Courtney Schum – ‘A Trading Space: Realist Images of the Worker in Carved Timber Reliefs at Copenhagen’s Workers’ Assembly Hall, 1934-35.’
This presentation will discuss a set of 14 timber relief panels featuring Danish crafts- and tradespeople in the former Worker’s Assembly Hall on Rømersgade 22, now a preserved museum object at the centre of Copenhagen’s Arbejdermuseet (Worker’s Museum). This space was the first of its kind in the city, purpose built to offer a shared meeting and social space for Copenhagen’s trade unions. Opened in 1879, it features parquet floors, marble, and gilding, generally emulating sumptuous bourgeois aesthetics.

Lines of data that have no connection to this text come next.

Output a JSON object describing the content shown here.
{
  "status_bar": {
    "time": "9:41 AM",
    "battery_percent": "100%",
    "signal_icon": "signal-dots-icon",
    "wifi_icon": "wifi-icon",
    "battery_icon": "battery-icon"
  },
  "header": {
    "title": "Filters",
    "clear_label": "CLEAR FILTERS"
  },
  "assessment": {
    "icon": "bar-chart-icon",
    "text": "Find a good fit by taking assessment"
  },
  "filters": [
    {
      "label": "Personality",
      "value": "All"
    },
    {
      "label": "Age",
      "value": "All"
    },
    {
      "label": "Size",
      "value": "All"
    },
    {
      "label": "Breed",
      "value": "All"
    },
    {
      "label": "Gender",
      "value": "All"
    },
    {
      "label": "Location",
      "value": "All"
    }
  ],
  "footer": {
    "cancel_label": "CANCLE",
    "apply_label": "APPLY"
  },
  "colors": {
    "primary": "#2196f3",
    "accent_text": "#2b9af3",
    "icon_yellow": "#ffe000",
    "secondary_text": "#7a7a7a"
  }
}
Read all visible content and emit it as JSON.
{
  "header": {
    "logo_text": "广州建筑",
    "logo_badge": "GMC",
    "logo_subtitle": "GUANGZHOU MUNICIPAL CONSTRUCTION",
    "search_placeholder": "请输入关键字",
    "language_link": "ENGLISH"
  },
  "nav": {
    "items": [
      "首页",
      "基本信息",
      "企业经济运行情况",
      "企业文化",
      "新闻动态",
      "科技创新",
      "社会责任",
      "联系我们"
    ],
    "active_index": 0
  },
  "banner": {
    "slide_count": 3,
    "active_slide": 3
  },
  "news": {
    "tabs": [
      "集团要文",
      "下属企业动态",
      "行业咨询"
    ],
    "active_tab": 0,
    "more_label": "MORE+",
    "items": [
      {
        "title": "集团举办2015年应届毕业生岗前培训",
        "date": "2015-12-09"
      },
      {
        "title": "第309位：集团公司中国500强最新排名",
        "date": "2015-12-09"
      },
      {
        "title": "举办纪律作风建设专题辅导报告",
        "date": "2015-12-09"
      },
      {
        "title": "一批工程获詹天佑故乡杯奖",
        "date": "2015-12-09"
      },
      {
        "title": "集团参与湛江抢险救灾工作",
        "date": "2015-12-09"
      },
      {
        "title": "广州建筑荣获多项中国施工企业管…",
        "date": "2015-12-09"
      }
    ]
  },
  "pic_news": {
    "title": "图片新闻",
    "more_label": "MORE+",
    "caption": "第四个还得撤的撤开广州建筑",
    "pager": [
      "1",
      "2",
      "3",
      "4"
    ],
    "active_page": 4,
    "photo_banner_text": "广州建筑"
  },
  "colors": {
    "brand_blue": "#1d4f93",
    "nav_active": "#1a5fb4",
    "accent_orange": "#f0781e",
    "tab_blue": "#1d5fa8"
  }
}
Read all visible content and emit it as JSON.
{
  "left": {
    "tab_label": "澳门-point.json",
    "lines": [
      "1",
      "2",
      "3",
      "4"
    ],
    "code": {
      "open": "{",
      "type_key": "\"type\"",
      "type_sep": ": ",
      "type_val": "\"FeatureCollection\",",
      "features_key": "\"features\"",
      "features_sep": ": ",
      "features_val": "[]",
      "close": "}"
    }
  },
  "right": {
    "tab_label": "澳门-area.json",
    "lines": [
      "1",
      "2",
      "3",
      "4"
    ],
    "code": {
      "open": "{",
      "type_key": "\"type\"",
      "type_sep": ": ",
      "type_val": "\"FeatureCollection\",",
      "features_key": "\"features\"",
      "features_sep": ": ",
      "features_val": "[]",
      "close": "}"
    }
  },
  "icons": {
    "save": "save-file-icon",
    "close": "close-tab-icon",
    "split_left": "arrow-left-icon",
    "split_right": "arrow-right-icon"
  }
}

However, the installation of these reliefs marks a critical shift towards the incorporation of realist representations of the Danish worker to Copenhagen’s built environment.
The reliefs were installed between 1934 and 1935 by unemployed members of the Carvers’ Union. Each panel displays 1-2 individuals with the tools and products of their craft, in the act of working. They are carpenters, shoemakers, tobacco workers, metal smiths, bakers, servers, masons, plumbers, typographers, bookbinders, tailors, and textile workers—time-resistant professions involving physical labour, heavy machinery, and high technical ability. Their clothes are accurate to the time and work shown. The reliefs’ rough, unpainted surfaces bare evidence of the carving tools, the timber’s materiality, and maker’s hand.
The reliefs sit in juxtaposition to the hall’s refined ceramic ceiling tiles from 1907, which feature only female figures awash in an Italianate and Jugendstil pastiche. Dressed in anachronistic historical costume, they are intended to represent painting, upholstery, and smithery. They hold symbols of the product of trade, but neither their clothing nor their physicality evidence any labour. These tiles show a romanticised concept of work. The carved reliefs, by contrast, show the worker, and therefore are critical artefacts in the history of workers’ visual culture in 20th-century Denmark, which increasingly rejected bourgeois aesthetics in favour of realist self-representation and exultation of trade, industry, and craft.
Courtney Schum is in her 3rd year of a PhD in History of Art at University of Bristol under the supervision of Professor Mike O’Mahony. Schum is interested in 20th-century European design and architecture, theories of place and urbanism, and the material culture of welfare systems. Using architecture, public art, graphic design, sculpture, printed material, and film, her thesis, A Meeting Place for All: The Folkets Hus and Visual Culture of Danish Social Democracy assesses expressions of Danish social democratic attitudes emerging from the workers’ assembly buildings of Copenhagen.